Fortunately, attitudes are changing slowly; demanding chief detectives and lawyers, men and women, rather than the youngest and most inexperienced trainees in these fields, work on such cases. But this has taken a lot of work. Thirty years ago when Elish began her career, domestic violence and child abuse were seen as ‘private issues’. Outside lobby groups such as the ‘Zero Tolerance Campaign’ have helped to drive changes in this area, but there is still a lot to be done in a contested and very problematic area. Typically it will still take about 30 physical attacks, for example, before a victim will report domestic violence, not counting the effects of verbal abuse that had most probably preceded this.
But for Elish as Lord Advocate, the topic of female abuse is one arc of a multi layered spectrum of issues.
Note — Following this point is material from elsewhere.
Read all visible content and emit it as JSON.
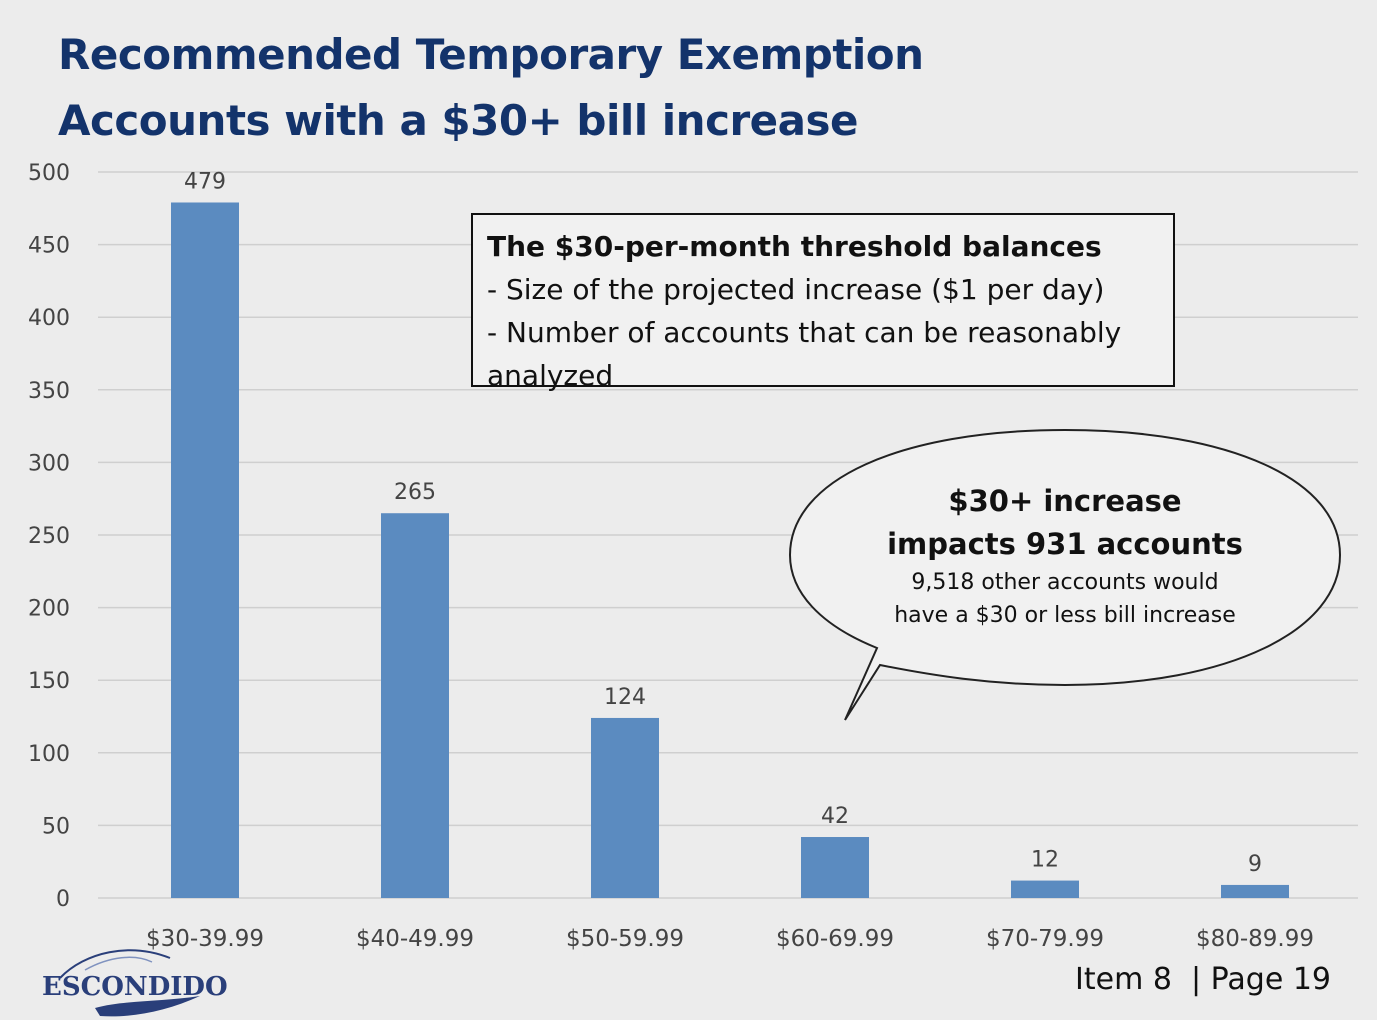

Legislation for Environmental and wildlife law is one large area under her supervision, demanding that she equally consider rights of the bumble bee with that of farming legislation or banking fraud. In particular reference to financial misdemeanours, Elish believes that the tidy sounding ‘white collar crime’ is on equal level in terms of lawlessness to every other form of crime. Taking an overview of the law in this way has allowed Elish to reflect on how to respond to public perceptions and fears, for example, anti-social behaviour, a mass of apparently small and insignificant acts, is nevertheless a major headache for most people and their main contact with criminal activity. The most difficult things about seeing the whole of the prosecution services is to be able to see what areas need researching or change, but to be aware that the system is so hard-pressed for time and resources that training and development are difficult to fit in.
But to return to the subject of Women, asking particularly which women have been an inspiration or who have been good companions in her own work and formation? Elish answers that amongst the key strong women that she applauds Ruth Wishart, Liz Lochhead, and Elaine C. Smith rank very highly. Focusing particularly in Law, inspirational women feature Helena Kennedy QC, an example that Elish offers of how to work to the highest standard as a woman whilst being relatively isolated in a male world; and finally Lady Cosgrove, (Hazel Cosgrove) who was appointed the first woman Senator to the College of Justice in 1996 and hence the first woman judge in Scotland’s Supreme Courts. For Elish, Lady Cosgrove is an important figure in her career in respect to her strength and success: providing Elish with ‘warmth, support and encouragement’ to pursue her own career. A career that has reached a pinnacle title: as first female Lord Advocate in Scottish legal history in 550 years.